CPM rout: End of road for veteran leaders in Kerala?

Political future looks bleak for some party leaders even as the introspection in the coming days is set to be crucial for others.
T M Thomas Isaac
T M Thomas Isaac

THIRUVANANTHAPURAM : The CPM’s second consecutive big defeat in the Lok Sabha elections has put question marks over the future of veteran leaders. The CPM had fielded 15 candidates ranging from a politburo member to state committee members and sitting MLAs, besides its lone sitting MP, on the party symbol. However, voters rejected everyone except Minister K Radhakrishnan.

The defeats of politburo member A Vijayaraghavan, central committee members K K Shailaja, Elamaram Kareem and T M Thomas Isaac, state committee members M V Jayarajan and M V Balakrishnan, MLAs M Mukesh and V Joy, ex-minister C Raveendranath, former MP Joice George, and sitting MP A M Ariff had shocked the leadership.

In the aftermath of the debacle, the political future looks bleak for some leaders even as the introspection in the coming days is set to be crucial for others. There was a strong opinion within the CPM that veteran leaders should be shown the door and new blood given chances.

Right from the start of the candidate selection process, the leadership had said the sole criteria for candidate selection was winnability. However, it is alleged that based on that single criterion many names were pushed into the candidates’ list bypassing opinions from lower committees.

“When actor Mukesh’s name was floating in the party circles, some district-level leaders reportedly tried to suggest a young woman councillor’s name instead. But they were asked to remain silent and warned that if they raised objections and the actor was defeated, they would be held responsible. So, they chose not to speak,” a CPM leader told TNIE.

Mukesh’s performance as an MLA was criticised even within the CPM. Questions are now being raised about the electoral future of Vijayaraghavan, Isaac, Kareem, Raveendranath and Balakrishnan. It was Vijayaraghavan’s anti-woman remark that had destroyed CPM’s chances in Alathur in 2019. In Kasaragod, choosing Balakrishnan without considering the age and health factors was criticised.

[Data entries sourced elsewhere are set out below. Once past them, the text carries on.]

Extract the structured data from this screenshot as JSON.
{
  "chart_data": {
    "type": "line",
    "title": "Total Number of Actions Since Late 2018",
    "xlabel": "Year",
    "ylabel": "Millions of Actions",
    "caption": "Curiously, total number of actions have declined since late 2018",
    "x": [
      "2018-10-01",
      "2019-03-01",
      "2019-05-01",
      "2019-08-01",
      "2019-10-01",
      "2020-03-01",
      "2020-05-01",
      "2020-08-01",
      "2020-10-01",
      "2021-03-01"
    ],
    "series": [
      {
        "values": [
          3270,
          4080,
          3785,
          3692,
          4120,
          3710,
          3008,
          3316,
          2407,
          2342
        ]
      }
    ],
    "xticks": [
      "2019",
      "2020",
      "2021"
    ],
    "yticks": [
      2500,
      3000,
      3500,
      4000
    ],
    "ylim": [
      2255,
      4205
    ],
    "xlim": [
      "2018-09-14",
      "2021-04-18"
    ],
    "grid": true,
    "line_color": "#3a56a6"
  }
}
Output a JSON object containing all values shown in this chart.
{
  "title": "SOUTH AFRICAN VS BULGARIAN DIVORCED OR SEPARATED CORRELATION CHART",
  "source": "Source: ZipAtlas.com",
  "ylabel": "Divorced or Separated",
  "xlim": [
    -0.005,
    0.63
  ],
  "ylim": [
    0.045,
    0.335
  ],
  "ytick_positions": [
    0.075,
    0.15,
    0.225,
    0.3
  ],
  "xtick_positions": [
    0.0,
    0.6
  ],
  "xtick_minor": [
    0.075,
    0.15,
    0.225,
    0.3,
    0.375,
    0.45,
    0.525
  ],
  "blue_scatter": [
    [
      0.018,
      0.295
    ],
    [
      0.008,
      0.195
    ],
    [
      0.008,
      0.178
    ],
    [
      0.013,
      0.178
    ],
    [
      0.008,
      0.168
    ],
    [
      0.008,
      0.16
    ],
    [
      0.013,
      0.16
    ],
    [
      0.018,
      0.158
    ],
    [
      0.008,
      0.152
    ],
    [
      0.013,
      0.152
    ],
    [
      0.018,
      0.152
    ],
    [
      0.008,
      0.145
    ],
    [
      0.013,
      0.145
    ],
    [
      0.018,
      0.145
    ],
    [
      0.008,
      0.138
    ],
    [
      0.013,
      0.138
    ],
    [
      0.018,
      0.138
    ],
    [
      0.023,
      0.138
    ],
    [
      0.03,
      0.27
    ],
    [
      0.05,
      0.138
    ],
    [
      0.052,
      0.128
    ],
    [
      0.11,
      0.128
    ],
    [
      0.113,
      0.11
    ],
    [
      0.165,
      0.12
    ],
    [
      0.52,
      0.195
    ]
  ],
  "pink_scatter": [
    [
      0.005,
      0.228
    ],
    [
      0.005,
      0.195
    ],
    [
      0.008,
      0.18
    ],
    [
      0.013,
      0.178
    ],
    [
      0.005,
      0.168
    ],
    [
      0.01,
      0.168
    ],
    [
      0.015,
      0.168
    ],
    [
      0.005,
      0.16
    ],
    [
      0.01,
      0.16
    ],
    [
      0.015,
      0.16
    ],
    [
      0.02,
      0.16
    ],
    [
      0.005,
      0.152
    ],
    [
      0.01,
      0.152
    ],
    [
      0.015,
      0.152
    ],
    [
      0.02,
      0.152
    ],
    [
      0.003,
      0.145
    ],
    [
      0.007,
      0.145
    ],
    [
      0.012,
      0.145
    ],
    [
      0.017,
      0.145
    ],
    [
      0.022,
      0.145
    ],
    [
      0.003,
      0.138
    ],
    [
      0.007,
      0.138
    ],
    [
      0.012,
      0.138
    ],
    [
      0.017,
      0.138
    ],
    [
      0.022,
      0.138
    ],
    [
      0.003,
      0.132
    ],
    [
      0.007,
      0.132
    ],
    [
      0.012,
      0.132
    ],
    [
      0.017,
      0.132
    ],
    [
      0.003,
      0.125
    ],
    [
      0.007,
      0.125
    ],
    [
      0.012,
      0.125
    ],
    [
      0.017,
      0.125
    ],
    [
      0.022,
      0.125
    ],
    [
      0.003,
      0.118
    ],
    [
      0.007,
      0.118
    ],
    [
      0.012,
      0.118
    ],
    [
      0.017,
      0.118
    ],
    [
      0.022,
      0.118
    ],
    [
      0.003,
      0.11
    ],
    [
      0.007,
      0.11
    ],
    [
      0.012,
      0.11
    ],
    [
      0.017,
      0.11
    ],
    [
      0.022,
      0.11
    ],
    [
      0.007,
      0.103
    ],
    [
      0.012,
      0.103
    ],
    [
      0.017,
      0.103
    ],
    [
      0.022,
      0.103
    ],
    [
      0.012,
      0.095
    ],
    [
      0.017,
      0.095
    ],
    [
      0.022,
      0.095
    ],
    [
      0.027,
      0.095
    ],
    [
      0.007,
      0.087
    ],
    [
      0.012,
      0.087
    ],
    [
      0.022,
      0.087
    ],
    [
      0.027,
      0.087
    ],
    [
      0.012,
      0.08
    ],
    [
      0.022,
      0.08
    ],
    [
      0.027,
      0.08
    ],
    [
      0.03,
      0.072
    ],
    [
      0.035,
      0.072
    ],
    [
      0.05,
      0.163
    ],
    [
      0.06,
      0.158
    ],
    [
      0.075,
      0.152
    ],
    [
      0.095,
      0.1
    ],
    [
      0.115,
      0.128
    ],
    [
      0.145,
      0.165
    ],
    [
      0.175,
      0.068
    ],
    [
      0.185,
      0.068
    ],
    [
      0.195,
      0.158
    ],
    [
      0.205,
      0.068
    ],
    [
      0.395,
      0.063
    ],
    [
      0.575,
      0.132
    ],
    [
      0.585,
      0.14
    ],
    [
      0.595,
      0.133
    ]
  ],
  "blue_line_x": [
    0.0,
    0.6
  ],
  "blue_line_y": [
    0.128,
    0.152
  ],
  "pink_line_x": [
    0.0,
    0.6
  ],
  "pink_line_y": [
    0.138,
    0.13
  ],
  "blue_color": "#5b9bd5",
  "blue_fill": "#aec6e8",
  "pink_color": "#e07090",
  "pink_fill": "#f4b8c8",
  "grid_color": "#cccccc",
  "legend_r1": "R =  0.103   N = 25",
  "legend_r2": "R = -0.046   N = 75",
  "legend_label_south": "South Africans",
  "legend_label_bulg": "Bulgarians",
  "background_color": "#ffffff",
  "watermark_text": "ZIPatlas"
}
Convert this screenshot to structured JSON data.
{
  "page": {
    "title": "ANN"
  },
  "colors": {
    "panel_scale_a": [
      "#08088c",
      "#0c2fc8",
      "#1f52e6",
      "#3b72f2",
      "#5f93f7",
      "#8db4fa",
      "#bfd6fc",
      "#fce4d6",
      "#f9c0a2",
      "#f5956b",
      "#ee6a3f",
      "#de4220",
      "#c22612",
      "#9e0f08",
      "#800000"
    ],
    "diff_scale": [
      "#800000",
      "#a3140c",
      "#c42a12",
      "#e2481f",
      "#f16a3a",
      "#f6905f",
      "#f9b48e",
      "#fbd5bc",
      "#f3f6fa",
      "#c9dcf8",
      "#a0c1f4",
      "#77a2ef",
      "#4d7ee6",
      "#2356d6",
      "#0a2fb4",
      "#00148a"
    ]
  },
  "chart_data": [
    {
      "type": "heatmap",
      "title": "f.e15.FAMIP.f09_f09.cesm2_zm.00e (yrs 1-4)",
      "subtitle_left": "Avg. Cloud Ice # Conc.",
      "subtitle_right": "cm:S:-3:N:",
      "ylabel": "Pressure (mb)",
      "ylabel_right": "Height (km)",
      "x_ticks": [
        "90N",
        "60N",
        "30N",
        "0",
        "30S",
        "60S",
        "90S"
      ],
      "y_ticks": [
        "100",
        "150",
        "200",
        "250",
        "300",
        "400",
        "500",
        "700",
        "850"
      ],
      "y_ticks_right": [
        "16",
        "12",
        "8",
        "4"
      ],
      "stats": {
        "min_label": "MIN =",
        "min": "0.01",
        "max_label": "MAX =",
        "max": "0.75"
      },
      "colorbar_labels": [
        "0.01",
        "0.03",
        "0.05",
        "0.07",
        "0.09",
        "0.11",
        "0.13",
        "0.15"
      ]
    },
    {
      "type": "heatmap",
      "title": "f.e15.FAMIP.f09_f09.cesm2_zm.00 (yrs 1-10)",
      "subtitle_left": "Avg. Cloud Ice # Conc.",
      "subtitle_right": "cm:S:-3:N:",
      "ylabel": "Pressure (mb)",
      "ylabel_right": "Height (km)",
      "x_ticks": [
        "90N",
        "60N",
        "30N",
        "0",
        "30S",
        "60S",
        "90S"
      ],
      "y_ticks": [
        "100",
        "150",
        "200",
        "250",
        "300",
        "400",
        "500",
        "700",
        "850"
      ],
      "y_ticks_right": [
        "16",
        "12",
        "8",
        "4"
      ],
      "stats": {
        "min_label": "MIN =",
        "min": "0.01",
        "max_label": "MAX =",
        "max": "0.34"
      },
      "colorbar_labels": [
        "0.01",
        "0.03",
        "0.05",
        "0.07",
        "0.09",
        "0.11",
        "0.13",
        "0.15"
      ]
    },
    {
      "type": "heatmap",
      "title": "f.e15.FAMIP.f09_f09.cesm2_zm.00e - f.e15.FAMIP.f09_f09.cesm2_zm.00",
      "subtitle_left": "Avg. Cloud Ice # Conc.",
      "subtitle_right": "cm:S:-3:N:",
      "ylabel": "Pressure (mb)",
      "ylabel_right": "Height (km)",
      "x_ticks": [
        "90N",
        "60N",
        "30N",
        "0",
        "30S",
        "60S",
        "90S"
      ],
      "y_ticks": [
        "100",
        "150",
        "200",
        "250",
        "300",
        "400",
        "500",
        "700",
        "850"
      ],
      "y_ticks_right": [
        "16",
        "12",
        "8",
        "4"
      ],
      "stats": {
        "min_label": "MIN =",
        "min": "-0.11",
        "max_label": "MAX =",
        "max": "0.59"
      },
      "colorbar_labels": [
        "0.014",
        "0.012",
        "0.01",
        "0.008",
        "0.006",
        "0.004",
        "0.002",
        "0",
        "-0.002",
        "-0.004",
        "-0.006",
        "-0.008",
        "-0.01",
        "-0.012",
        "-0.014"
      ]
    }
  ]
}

“From candidate selection to campaign strategy, CPM’s calculations went wrong,” political analyst Ajith Sreenivasan told TNIE. “CPM took on the role of a ‘karanavar’ (male head of the Malayali family home) in the case of the Muslim minority. The unnecessary usage of slogans like solidarity to Palestine and the anti-CAA rhetoric had alienated the traditional Hindu vote mass from the CPM. On the other hand, Muslims did not see the CPM as their saviour.”

He said the party failed to realise that a major part of the anti-incumbency sentiment was directed at their lone star campaigner Chief Minister Pinarayi Vijayan.

“In a seat like Ponnani, which carries religious importance for Muslims, the CPM fielded a Muslim League rebel under the party symbol. His statements against the Panakkad family backfired. In Idukki, Joice was a misfit. The CPM forgot that they were fighting a national election,” Ajith said.

In Kannur and Pathanamthitta too, Jayarajan and Isaac were selected against the opinion within the party.

“In Chalakudy, Raveendranath had reportedly pleaded with the leadership to exclude him from candidature as he was mourning the loss of his brother. But the leadership insisted that he contest,” a CPM leader from Thrissur said.

In Vadakara, the result has shown that Shailaja no longer holds the personal charisma she once had.